Why I would schedule a mammogram and a sleep study on the same day is beyond me. Obviously the day after a holiday weekend sounded like the right time too.
My mammogram was scheduled for 8:45 in the morning. You’d think that would be completely doable. Let’s see where exactly did it start to go wrong today? Oh that’s right, when I thought I was smarter than my Waze app.
I’ve had my mammograms at Lemmen-Holton Cancer Center for 3 years now. One scare and it’s been nothing but compliance for me. I learned my lesson. Needless to say I know where I’m going and how to get there. I threw the address in my Waze app to see what would be the best route with morning traffic. I had a very minimal amount of coffee in me when I decided that I’d take the route I usually do vs the other 3 that were recommended. Once I got on the highway I realized that west bound was closed. There are no exits to take, no quick detours. I had to drive to Lowell only to get off and get back on west bound.
I would have been panicked except in my mind that 15 minute cushion between the arrival time and the appointment time just saved my ass. When I pulled into the parking garage I was already frazzled. Did I park where I was supposed to? Nope. Did I get lost and find the nicest lady that took pity on me and walked me where I needed to go? Yup.
Walking by the buzzing food court struck me in my gut with a flashback to Christmas Day. I remember sitting in that abandoned wing. Not a soul around, the silence was heavy. Just sitting there praying so hard. Praying that my Dad would be ok. Not having any idea what was in-store for us, a few hours later. I didn’t cry today, knowing that he never passed up a chance to let me know how proud he was.
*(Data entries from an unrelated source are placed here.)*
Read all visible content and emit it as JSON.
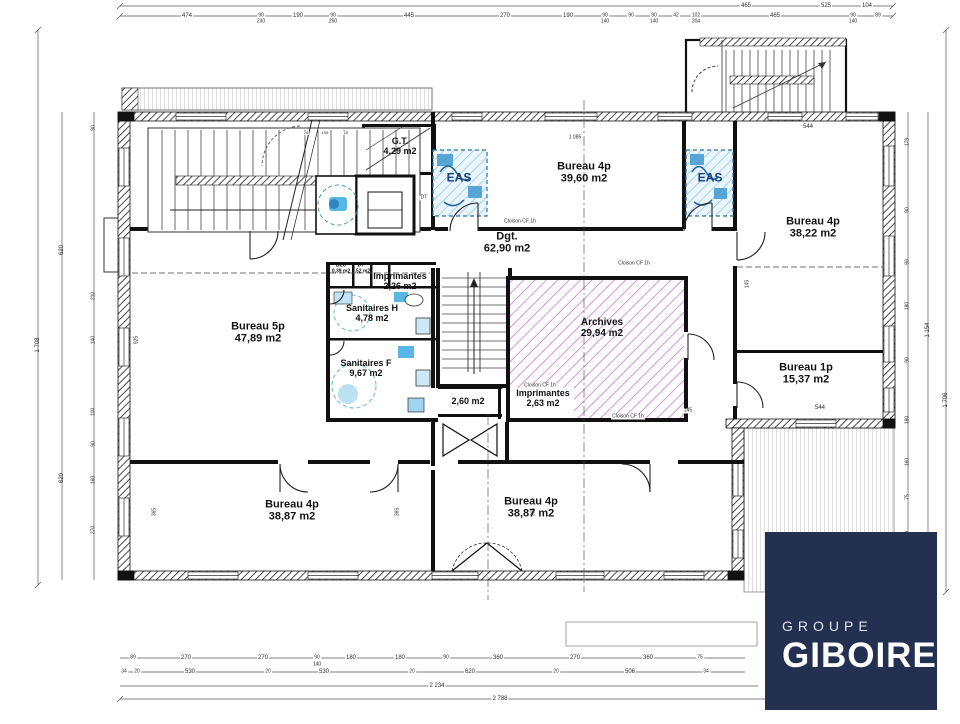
{
  "document": {
    "type": "architectural-floor-plan",
    "level": "etage-bureaux"
  },
  "logo": {
    "line1": "GROUPE",
    "line2": "GIBOIRE",
    "bg_color": "#233050",
    "text_color": "#ffffff"
  },
  "colors": {
    "wall": "#1a1a1a",
    "archives_hatch": "#c873c8",
    "sanitary_blue": "#59b7e3",
    "eas_hatch_blue": "#7cc4e8",
    "eas_text_blue": "#16417c",
    "deck_line": "#aaaaaa"
  },
  "plan": {
    "rooms": [
      {
        "name": "Bureau 5p",
        "area": "47,89 m2",
        "x": 258,
        "y": 333,
        "fs": 11
      },
      {
        "name": "Bureau 4p",
        "area": "39,60 m2",
        "x": 584,
        "y": 173,
        "fs": 11
      },
      {
        "name": "Bureau 4p",
        "area": "38,22 m2",
        "x": 813,
        "y": 228,
        "fs": 11
      },
      {
        "name": "Bureau 1p",
        "area": "15,37 m2",
        "x": 806,
        "y": 374,
        "fs": 11
      },
      {
        "name": "Bureau 4p",
        "area": "38,87 m2",
        "x": 292,
        "y": 511,
        "fs": 11
      },
      {
        "name": "Bureau 4p",
        "area": "38,87 m2",
        "x": 531,
        "y": 508,
        "fs": 11
      },
      {
        "name": "Dgt.",
        "area": "62,90 m2",
        "x": 507,
        "y": 243,
        "fs": 11
      },
      {
        "name": "Archives",
        "area": "29,94 m2",
        "x": 602,
        "y": 328,
        "fs": 10
      },
      {
        "name": "G.T.",
        "area": "4,29 m2",
        "x": 400,
        "y": 146,
        "fs": 9
      },
      {
        "name": "Sanitaires H",
        "area": "4,78 m2",
        "x": 372,
        "y": 313,
        "fs": 9
      },
      {
        "name": "Sanitaires F",
        "area": "9,67 m2",
        "x": 366,
        "y": 368,
        "fs": 9
      },
      {
        "name": "Imprimantes",
        "area": "2,26 m2",
        "x": 400,
        "y": 281,
        "fs": 9
      },
      {
        "name": "Imprimantes",
        "area": "2,63 m2",
        "x": 543,
        "y": 398,
        "fs": 9
      },
      {
        "name": "BEC",
        "area": "0,39 m2",
        "x": 341,
        "y": 269,
        "fs": 5
      },
      {
        "name": "DT",
        "area": "0,52 m2",
        "x": 361,
        "y": 269,
        "fs": 5
      },
      {
        "name": "",
        "area": "2,60 m2",
        "x": 468,
        "y": 401,
        "fs": 9
      },
      {
        "name": "EAS",
        "area": "",
        "x": 459,
        "y": 178,
        "fs": 12,
        "color": "#16417c"
      },
      {
        "name": "EAS",
        "area": "",
        "x": 710,
        "y": 178,
        "fs": 12,
        "color": "#16417c"
      }
    ],
    "annotations": [
      [
        "474",
        187,
        16,
        6
      ],
      [
        "90",
        261,
        16,
        5
      ],
      [
        "190",
        298,
        16,
        6
      ],
      [
        "90",
        333,
        16,
        5
      ],
      [
        "445",
        409,
        16,
        6
      ],
      [
        "270",
        505,
        16,
        6
      ],
      [
        "190",
        568,
        16,
        6
      ],
      [
        "90",
        605,
        16,
        5
      ],
      [
        "90",
        631,
        16,
        5
      ],
      [
        "90",
        654,
        16,
        5
      ],
      [
        "42",
        676,
        16,
        5
      ],
      [
        "102",
        696,
        16,
        5
      ],
      [
        "465",
        775,
        16,
        6
      ],
      [
        "90",
        853,
        16,
        5
      ],
      [
        "89",
        878,
        16,
        5
      ],
      [
        "230",
        261,
        22,
        5
      ],
      [
        "250",
        333,
        22,
        5
      ],
      [
        "140",
        605,
        22,
        5
      ],
      [
        "140",
        654,
        22,
        5
      ],
      [
        "204",
        696,
        22,
        5
      ],
      [
        "140",
        853,
        22,
        5
      ],
      [
        "465",
        746,
        6,
        6
      ],
      [
        "525",
        826,
        6,
        6
      ],
      [
        "104",
        867,
        6,
        6
      ],
      [
        "89",
        133,
        658,
        5
      ],
      [
        "270",
        186,
        658,
        6
      ],
      [
        "270",
        263,
        658,
        6
      ],
      [
        "90",
        317,
        658,
        5
      ],
      [
        "180",
        351,
        658,
        6
      ],
      [
        "180",
        400,
        658,
        6
      ],
      [
        "90",
        446,
        658,
        5
      ],
      [
        "360",
        498,
        658,
        6
      ],
      [
        "270",
        575,
        658,
        6
      ],
      [
        "360",
        648,
        658,
        6
      ],
      [
        "75",
        700,
        658,
        5
      ],
      [
        "140",
        317,
        665,
        5
      ],
      [
        "34",
        124,
        672,
        5
      ],
      [
        "20",
        137,
        672,
        5
      ],
      [
        "530",
        190,
        672,
        6
      ],
      [
        "20",
        268,
        672,
        5
      ],
      [
        "530",
        324,
        672,
        6
      ],
      [
        "20",
        412,
        672,
        5
      ],
      [
        "620",
        470,
        672,
        6
      ],
      [
        "20",
        556,
        672,
        5
      ],
      [
        "506",
        630,
        672,
        6
      ],
      [
        "34",
        706,
        672,
        5
      ],
      [
        "2 234",
        437,
        686,
        6
      ],
      [
        "2 788",
        500,
        699,
        6
      ],
      [
        "1 708",
        38,
        345,
        6,
        -90
      ],
      [
        "620",
        62,
        250,
        6,
        -90
      ],
      [
        "620",
        62,
        478,
        6,
        -90
      ],
      [
        "90",
        94,
        128,
        5,
        -90
      ],
      [
        "210",
        94,
        296,
        5,
        -90
      ],
      [
        "140",
        94,
        340,
        5,
        -90
      ],
      [
        "100",
        94,
        412,
        5,
        -90
      ],
      [
        "90",
        94,
        444,
        5,
        -90
      ],
      [
        "160",
        94,
        480,
        5,
        -90
      ],
      [
        "270",
        94,
        530,
        5,
        -90
      ],
      [
        "179",
        908,
        142,
        5,
        -90
      ],
      [
        "90",
        908,
        210,
        5,
        -90
      ],
      [
        "90",
        908,
        262,
        5,
        -90
      ],
      [
        "180",
        908,
        306,
        5,
        -90
      ],
      [
        "90",
        908,
        360,
        5,
        -90
      ],
      [
        "180",
        908,
        420,
        5,
        -90
      ],
      [
        "160",
        908,
        462,
        5,
        -90
      ],
      [
        "75",
        908,
        497,
        5,
        -90
      ],
      [
        "90",
        908,
        534,
        5,
        -90
      ],
      [
        "180",
        908,
        574,
        5,
        -90
      ],
      [
        "1 154",
        928,
        330,
        6,
        -90
      ],
      [
        "1 706",
        946,
        400,
        6,
        -90
      ],
      [
        "544",
        808,
        127,
        6
      ],
      [
        "544",
        820,
        408,
        6
      ],
      [
        "145",
        688,
        411,
        5
      ],
      [
        "145",
        748,
        284,
        5,
        -90
      ],
      [
        "365",
        155,
        512,
        5,
        -90
      ],
      [
        "365",
        398,
        512,
        5,
        -90
      ],
      [
        "365",
        534,
        512,
        5,
        -90
      ],
      [
        "925",
        137,
        340,
        5,
        -90
      ],
      [
        "1 085",
        575,
        138,
        5
      ],
      [
        "20",
        306,
        133,
        4
      ],
      [
        "155",
        325,
        133,
        4
      ],
      [
        "20",
        346,
        133,
        4
      ],
      [
        "Cloison CF 1h",
        520,
        222,
        5
      ],
      [
        "Cloison CF 1h",
        634,
        264,
        5
      ],
      [
        "Cloison CF 1h",
        540,
        386,
        5
      ],
      [
        "Cloison CF 1h",
        628,
        417,
        5
      ],
      [
        "DT",
        424,
        198,
        5
      ]
    ]
  }
}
I ended up being 08 minutes late. Not to terrible everything considered. Today was a piece of cake. Two images on both sides and I got the all clear. There were no additional images or ultrasounds. I slathered on my purse deodorant and headed to work.
Tonight’s sleep study has me a bit nervous though. The thought of having someone watching me sleep is a bit unnerving. Plus let’s be honest for a second. my real fear is saying something stupid or doing one of those motion picture orgasm moans out of the blue. Sweet Jesus that’s all I’m going to be thinking about now. Wish me luck.